Evergreen eyes burning with the hints of fractured light lock with mine and I gently extricate myself from my mate’s protective hold and go to my father. Hale’s normally tall and imposing form is slightly crumpled, shoulders hunched forward in despair. My already shattered-mess-of-a-heart takes another hit at seeing the man who’s my only living parent like this. There’s no doubt in me, not that there ever really was, that he loved my mom.
I wrap my arms around his waist, allowing him to pull me into a tight embrace as his body shakes silently. The trembling of his body intensifies as I gently pat his back, Hale’s whole body leaning into mine as his breathing becomes broken and ragged. I pretend not to hear his muffled sobs as his arms tighten around me, even as my own eyes threaten to overflow with my own sadness. Or…that’s what I tell myself. It’s easier to ignore the streaming heat of the salt water as it exits my eyes when they’re closed like they are now.
I hold onto the moment, forcing my horribly twisting and aching heart to experience this sadness for my father. We both need to grieve. Even if, as vampires, we could ‘flip the switch’ on or emotions whenever we want. Hale knows, just like I do, that Mom deserves better. Even if she’s gone now, we need to remember her and allow our love for her to remain fresh in our shattered hearts. To hold her here with us like that and think of her, even if it hurts like hell. To ignore her, and the life she lived, the love she showed us, would be the worst thing we could do.
I’m willing to stand there as long as my father need me to, but, as I’ve come to learn, things are never so simple.
The disgusting aura hits me without warning. Ten times worse than it had been when I’d last felt it in January. I should have been preparing for this situation. What with the wards down, I should have known this was something that would happen sooner or later. Maybe I just thought the world couldn’t be so cruel as to throw so many things at me at once.
Regardless, it’s clear the darkness in my life isn’t going to take a break just because I want it to.
One second I sense the power and aura so empty and bottomless it makes me gag, and the next I’m being thrown against the nearest tree. Blue lets out a guttural growl and I hear the vampires hissing in rage as I blink dazedly up at my attacker. My body reacts automatically as the force of the aura shifts above me, rolling to the side a split second before the black-tipped-claws shred through the bark of the tree where my head had been a moment before.

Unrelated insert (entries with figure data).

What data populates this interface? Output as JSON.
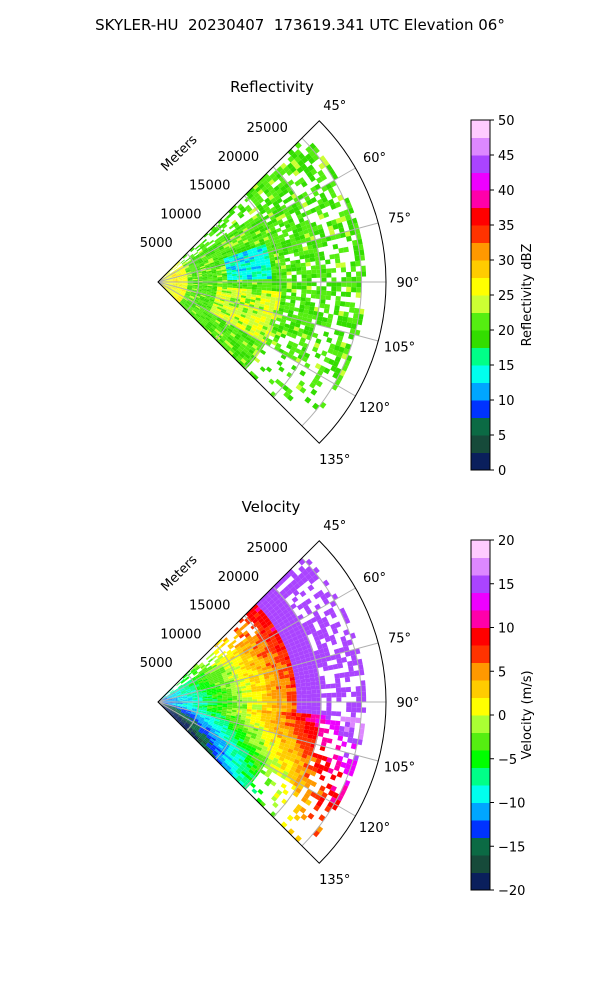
{
  "figure": {
    "title": "SKYLER-HU  20230407  173619.341 UTC Elevation 06°"
  },
  "chart_data": [
    {
      "type": "heatmap",
      "title": "Reflectivity",
      "radial_label": "Meters",
      "radial_ticks": [
        "5000",
        "10000",
        "15000",
        "20000",
        "25000"
      ],
      "angle_ticks": [
        "45°",
        "60°",
        "75°",
        "90°",
        "105°",
        "120°",
        "135°"
      ],
      "azimuth_range": [
        45,
        135
      ],
      "range_max_m": 28000,
      "grid": true,
      "colorbar": {
        "label": "Reflectivity dBZ",
        "range": [
          0,
          50
        ],
        "ticks": [
          "0",
          "5",
          "10",
          "15",
          "20",
          "25",
          "30",
          "35",
          "40",
          "45",
          "50"
        ],
        "colors": [
          "#0a1f5c",
          "#164a3a",
          "#0b6a44",
          "#0033ff",
          "#00a6ff",
          "#00ffee",
          "#00ff88",
          "#33dd00",
          "#55ee11",
          "#ccff33",
          "#ffff00",
          "#ffcc00",
          "#ff9900",
          "#ff3300",
          "#ff0000",
          "#ff00aa",
          "#ee00ff",
          "#aa44ff",
          "#dd88ff",
          "#ffccff"
        ]
      }
    },
    {
      "type": "heatmap",
      "title": "Velocity",
      "radial_label": "Meters",
      "radial_ticks": [
        "5000",
        "10000",
        "15000",
        "20000",
        "25000"
      ],
      "angle_ticks": [
        "45°",
        "60°",
        "75°",
        "90°",
        "105°",
        "120°",
        "135°"
      ],
      "azimuth_range": [
        45,
        135
      ],
      "range_max_m": 28000,
      "grid": true,
      "colorbar": {
        "label": "Velocity (m/s)",
        "range": [
          -20,
          20
        ],
        "ticks": [
          "−20",
          "−15",
          "−10",
          "−5",
          "0",
          "5",
          "10",
          "15",
          "20"
        ],
        "colors": [
          "#0a1f5c",
          "#164a3a",
          "#0b6a44",
          "#0033ff",
          "#00a6ff",
          "#00ffee",
          "#00ff88",
          "#00ff00",
          "#55ee11",
          "#aaff33",
          "#ffff00",
          "#ffcc00",
          "#ff9900",
          "#ff3300",
          "#ff0000",
          "#ff00aa",
          "#ee00ff",
          "#aa44ff",
          "#dd88ff",
          "#ffccff"
        ]
      }
    }
  ]
}
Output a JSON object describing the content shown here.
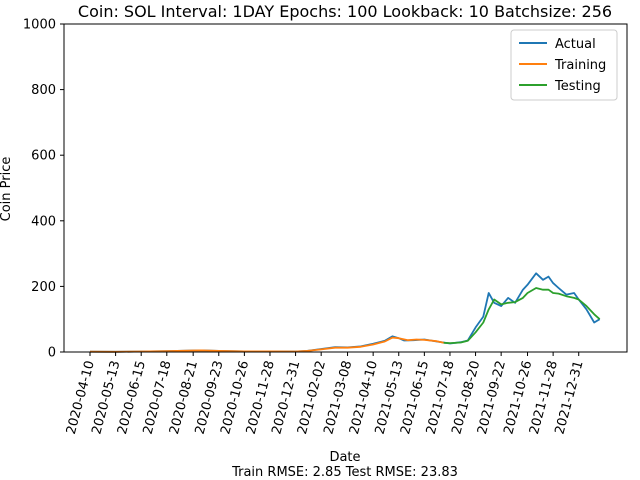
{
  "chart_data": {
    "type": "line",
    "title": "Coin: SOL Interval: 1DAY Epochs: 100 Lookback: 10 Batchsize: 256",
    "xlabel": "Date",
    "ylabel": "Coin Price",
    "footer": "Train RMSE: 2.85 Test RMSE: 23.83",
    "ylim": [
      0,
      1000
    ],
    "yticks": [
      0,
      200,
      400,
      600,
      800,
      1000
    ],
    "xticks": [
      "2020-04-10",
      "2020-05-13",
      "2020-06-15",
      "2020-07-18",
      "2020-08-21",
      "2020-09-23",
      "2020-10-26",
      "2020-11-28",
      "2020-12-31",
      "2021-02-02",
      "2021-03-08",
      "2021-04-10",
      "2021-05-13",
      "2021-06-15",
      "2021-07-18",
      "2021-08-20",
      "2021-09-22",
      "2021-10-26",
      "2021-11-28",
      "2021-12-31"
    ],
    "legend_position": "top-right",
    "series": [
      {
        "name": "Actual",
        "color": "#1f77b4",
        "x": [
          "2020-04-10",
          "2020-05-13",
          "2020-06-15",
          "2020-07-18",
          "2020-08-21",
          "2020-09-01",
          "2020-09-23",
          "2020-10-26",
          "2020-11-28",
          "2020-12-31",
          "2021-01-15",
          "2021-02-02",
          "2021-02-20",
          "2021-03-08",
          "2021-03-25",
          "2021-04-10",
          "2021-04-25",
          "2021-05-05",
          "2021-05-13",
          "2021-05-20",
          "2021-06-01",
          "2021-06-15",
          "2021-07-01",
          "2021-07-18",
          "2021-08-01",
          "2021-08-10",
          "2021-08-20",
          "2021-08-30",
          "2021-09-06",
          "2021-09-13",
          "2021-09-22",
          "2021-10-01",
          "2021-10-10",
          "2021-10-20",
          "2021-10-26",
          "2021-11-06",
          "2021-11-15",
          "2021-11-22",
          "2021-11-28",
          "2021-12-05",
          "2021-12-15",
          "2021-12-25",
          "2021-12-31",
          "2022-01-10",
          "2022-01-20",
          "2022-01-27"
        ],
        "values": [
          0.8,
          0.6,
          1.4,
          2.8,
          4.5,
          4.8,
          3.5,
          1.9,
          1.8,
          1.5,
          3.5,
          9,
          15,
          14,
          17,
          25,
          34,
          48,
          42,
          35,
          36,
          38,
          32,
          26,
          30,
          35,
          75,
          108,
          180,
          150,
          140,
          165,
          150,
          190,
          205,
          240,
          220,
          230,
          210,
          195,
          175,
          180,
          160,
          130,
          90,
          100
        ]
      },
      {
        "name": "Training",
        "color": "#ff7f0e",
        "x": [
          "2020-04-10",
          "2020-05-13",
          "2020-06-15",
          "2020-07-18",
          "2020-08-21",
          "2020-09-01",
          "2020-09-23",
          "2020-10-26",
          "2020-11-28",
          "2020-12-31",
          "2021-01-15",
          "2021-02-02",
          "2021-02-20",
          "2021-03-08",
          "2021-03-25",
          "2021-04-10",
          "2021-04-25",
          "2021-05-05",
          "2021-05-13",
          "2021-05-25",
          "2021-06-05",
          "2021-06-15",
          "2021-07-01",
          "2021-07-10"
        ],
        "values": [
          0.8,
          0.6,
          1.4,
          2.8,
          4.5,
          4.8,
          3.5,
          1.9,
          1.8,
          1.5,
          3.5,
          8,
          13,
          13,
          16,
          23,
          32,
          44,
          42,
          36,
          38,
          37,
          33,
          28
        ]
      },
      {
        "name": "Testing",
        "color": "#2ca02c",
        "x": [
          "2021-07-10",
          "2021-07-18",
          "2021-08-01",
          "2021-08-10",
          "2021-08-20",
          "2021-08-30",
          "2021-09-06",
          "2021-09-13",
          "2021-09-22",
          "2021-10-01",
          "2021-10-10",
          "2021-10-20",
          "2021-10-26",
          "2021-11-06",
          "2021-11-15",
          "2021-11-22",
          "2021-11-28",
          "2021-12-05",
          "2021-12-15",
          "2021-12-25",
          "2021-12-31",
          "2022-01-10",
          "2022-01-20",
          "2022-01-27"
        ],
        "values": [
          28,
          27,
          29,
          34,
          60,
          90,
          130,
          160,
          145,
          150,
          152,
          165,
          180,
          195,
          190,
          190,
          180,
          178,
          170,
          165,
          160,
          140,
          115,
          100
        ]
      }
    ]
  }
}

“Revenant!” Zoe screeches belatedly, her and Hale’s forms blurring as they try to rush towards me. Blue’s shifted, his massive canine form also in motion, but he’s fighting something else. For a moment, I think my mate’s attacking my ex-shadow - but the two are moving too fluidly together- against something. Then the flickering thing slows just long enough for me to see the stretched out, pale-and-black-web-skinned creature long enough to register the truth.
It’s not just the King who’s come to hunt me down. There are two Revenants here.
With my attention in two directions, I’m distracted long enough that the Revenant above me dives for my head again, this time with it’s too-wide maw gaping open like a heat-seeking missile aiming for my exposed throat.